Early in 2016, Riot Games informed the public that a “sandbox mode” was not something that the company had been working on creating for their revolutionary PC video game League of Legends, and many people were upset. In League of Legends, a single game can take up to over an hour to complete, meaning that once you are locked in to a competition, you’ll be spending a significant amount of time in it. The game allows you to choose from a very large number of characters, known as champions, to utilize and each of them have different skill-sets and attributes that are stronger than others, so it’s somewhat difficult to get accustomed to mastering several champions seeing as you’ll be investing a heavy chunk of time just getting acquainted with them. Also, there are several factors that play in to a League of Legends match, therefore it will surely take many games to learn each champions’ true strengths and the best way to manage them. It isn’t very easy to practice various combinations and test different strategies in-game without a sort of “free mode” that allows you to experiment thoroughly.
Fortunately, Riot Games announced today that it has begun developing such a mode, which has come to be referred to as “Practice Tool”. In this sandbox-type mode, players will have access to an unlimited supply of gold, level locking, the ability to freeze minions, as well as instant cool-down resets. Seeing as the project is still in its infant stage, as far as the public can tell so far that is, there are sure to be a number of additional features that will enable players to become familiar with champions they haven’t used before. This mode isn’t just helpful for professionals, but to all competitors, even those who casually game.

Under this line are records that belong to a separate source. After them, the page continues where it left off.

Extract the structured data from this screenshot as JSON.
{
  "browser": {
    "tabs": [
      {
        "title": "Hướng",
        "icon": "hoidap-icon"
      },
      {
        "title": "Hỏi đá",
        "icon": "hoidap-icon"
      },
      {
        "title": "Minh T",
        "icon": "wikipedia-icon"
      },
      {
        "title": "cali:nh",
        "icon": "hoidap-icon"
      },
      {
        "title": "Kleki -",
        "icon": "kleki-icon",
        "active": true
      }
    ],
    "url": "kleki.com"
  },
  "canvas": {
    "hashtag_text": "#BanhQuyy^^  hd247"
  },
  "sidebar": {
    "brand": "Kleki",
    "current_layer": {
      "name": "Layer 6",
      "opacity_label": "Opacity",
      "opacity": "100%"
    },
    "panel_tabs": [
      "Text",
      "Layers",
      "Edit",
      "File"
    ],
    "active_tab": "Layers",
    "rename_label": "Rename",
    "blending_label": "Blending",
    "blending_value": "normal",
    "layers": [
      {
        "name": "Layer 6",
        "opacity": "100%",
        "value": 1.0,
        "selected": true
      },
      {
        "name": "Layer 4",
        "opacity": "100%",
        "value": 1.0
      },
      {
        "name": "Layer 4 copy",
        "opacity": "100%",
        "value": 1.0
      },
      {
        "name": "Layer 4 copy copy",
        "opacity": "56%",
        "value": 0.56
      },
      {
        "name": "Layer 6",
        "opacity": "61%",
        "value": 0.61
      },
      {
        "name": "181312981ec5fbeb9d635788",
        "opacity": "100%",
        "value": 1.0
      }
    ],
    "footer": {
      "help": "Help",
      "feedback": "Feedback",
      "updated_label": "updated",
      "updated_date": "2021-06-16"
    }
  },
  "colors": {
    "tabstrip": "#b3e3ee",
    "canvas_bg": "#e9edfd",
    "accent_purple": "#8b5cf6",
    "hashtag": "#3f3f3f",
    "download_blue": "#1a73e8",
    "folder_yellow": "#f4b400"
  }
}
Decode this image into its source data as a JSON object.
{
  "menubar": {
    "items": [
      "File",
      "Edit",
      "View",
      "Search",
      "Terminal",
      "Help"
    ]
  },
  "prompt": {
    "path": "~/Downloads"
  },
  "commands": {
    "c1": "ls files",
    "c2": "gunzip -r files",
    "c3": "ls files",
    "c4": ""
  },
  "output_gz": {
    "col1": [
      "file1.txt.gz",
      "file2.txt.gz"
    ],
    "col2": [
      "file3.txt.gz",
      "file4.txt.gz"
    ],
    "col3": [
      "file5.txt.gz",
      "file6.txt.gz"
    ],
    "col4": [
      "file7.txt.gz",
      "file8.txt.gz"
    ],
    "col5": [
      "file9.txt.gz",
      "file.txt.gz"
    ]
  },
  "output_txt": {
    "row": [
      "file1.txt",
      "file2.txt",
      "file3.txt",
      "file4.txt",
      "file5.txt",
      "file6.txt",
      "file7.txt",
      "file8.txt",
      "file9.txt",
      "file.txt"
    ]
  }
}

In the post the organization released regarding the announcement of the Practice Tool, they had this to say:
Our initial approach with a practice tool is going to be low-scope, simple, and straightforward—close to a punching bag and weights for practicing execution. We are doing our best to make this tool inclusive to people at every level. Everyone from Bronze to Challenger should see value in a single-player training mode to practice mechanics and map movement, but we’re currently not looking to develop a multiplayer training tool for organized team drills or pro-play specifically. Once we get the first version out, we’ll pay close attention to see if we missed anything in terms of how to become better by yourself.